Thursday, February 9, 2006

U.S. Spies plan massive data sweep of Internet

There's this current story about massive snooping into telephone conversations by the NSA. The NSA and CIA and other spy agencies are supposed to turn their efforts on targets outside the U.S. but under Bush Administration edict they've been working inside the U.S., in opposition to U.S. law. Yes, the President has been breaking the law.

The conduct of the U.S. Administration is that this is not a war on Terror, but instead a war on Personal Freedom.

Consider: US plans massive data sweep Little-known data-collection system could troll news, blogs, even e-mails. Will it go too far? (Christian Science Monitor, February 09, 2006)

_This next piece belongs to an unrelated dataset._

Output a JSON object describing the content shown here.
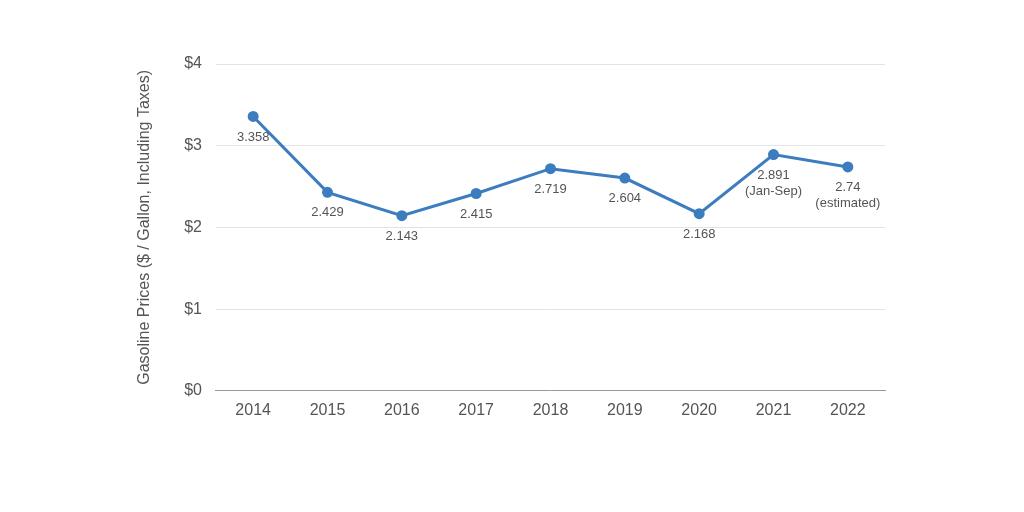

The article describes a little-known system called Analysis, Dissemination, Visualization, Insight, and Semantic Enhancement (ADVISE), a research and development program within the Department of Homeland Security (DHS), part of its three-year-old "Threat and Vulnerability, Testing and Assessment" portfolio.

The project it describes is very similar to the process of search engine companies like Google, Yahoo, Technorati, etc. It's to scoop up a vast amount of data from the Internet and to draw out extra information from it. The technical phrase is "data mining" which is a practice of taking one data source, and putting it to a different use. Data mining is widely performed in businesses.

For example credit card companies perform data mining to detect fraudulent use of credit cards. e.g. they might look for your card being used to make an abnormally large purchase, or a purchase made far from your normal area of activity. And if they see it, they could give you a phone call saying "we noticed suspicious activity, did you make purchase X on date Y".

So long as the ADVISE system is collecting publicly available data, is there a problem?

The difference here between the government activity and what, e.g. Google, would do with it is: The government is looking for "terrorists", and the government has people with guns who are known to use those guns to kill people.

The problem with the government's hunt for terrorists, is they've got a rather loose definition and they make mistakes. For example in the Extraordinary Rendition stories, one was a German tourist who the U.S. agents identified as Al Qaeda linked, they kidnapped him, flew him to Afghanistan, tortured him for months, eventually realized they mistakenly identified him, and dropped him off penniless in Kosovo. And for loose definitions of terrorism, we can think of the people arrested for "ecoterrorism" where they are taking their protests of e.g. logging activities to doing property damage and whatnot. Sure, commiting property damage is illegal and they should be punished, but labeling them as terrorists is going too far.

In other words, I think it's legal to collect data that's publicly available (e.g. published on a web site) and to make secondary uses of it. If it's good enough for Google or Technorati, then it's good enough for the U.S. Government. But there needs to be oversight and measurement to ensure they don't overstep themselves.

For example, what if they made a deal with Google or other search engines to capture some of the private search query data which the search engines have on hand. That is, each time you make a search engine query, the company running your preferred search engine receives your IP address, your web browser, your operating system, etc, along with the query terms. If you've registered with the search engine (e.g. signed into your "mail" account) then the search engine can know exactly who you are.

Now, that's private data which the search engine collects. One way they use it is to further tailor your search results based on past queries you've made. But what if they began handing that data over to the government, which the government would than incorporate into this ADVISE system?

Would you get a knock on the door just because you had a hankering to learn about terrorists and did a lot of google searches about activities done by terrorists? Or you wanted to see for yourself just how easy (or not) it is to get information on making nuclear bombs?

I want to close by reminding the reader of the Total Information Awareness system. TIA is/was a Department of Defense project to that acted as an umbrella over several inter-related projects, some of which would use data mining techniques of the kind described in the CS Monitor article. While a couple minor TIA projects were shut down, it's clear the bulk of them went forward, and that the intent of the Government for several years has been to create a technologically advanced system that can effectively track every action and look for "dangerous" patterns.

The TIA existed before the September 11, 2001 events which "changed everything". The TIA existed before the Bush administration. This is just an ongoing desire by government agencies to vastly step up their capabilities to spy on everyone.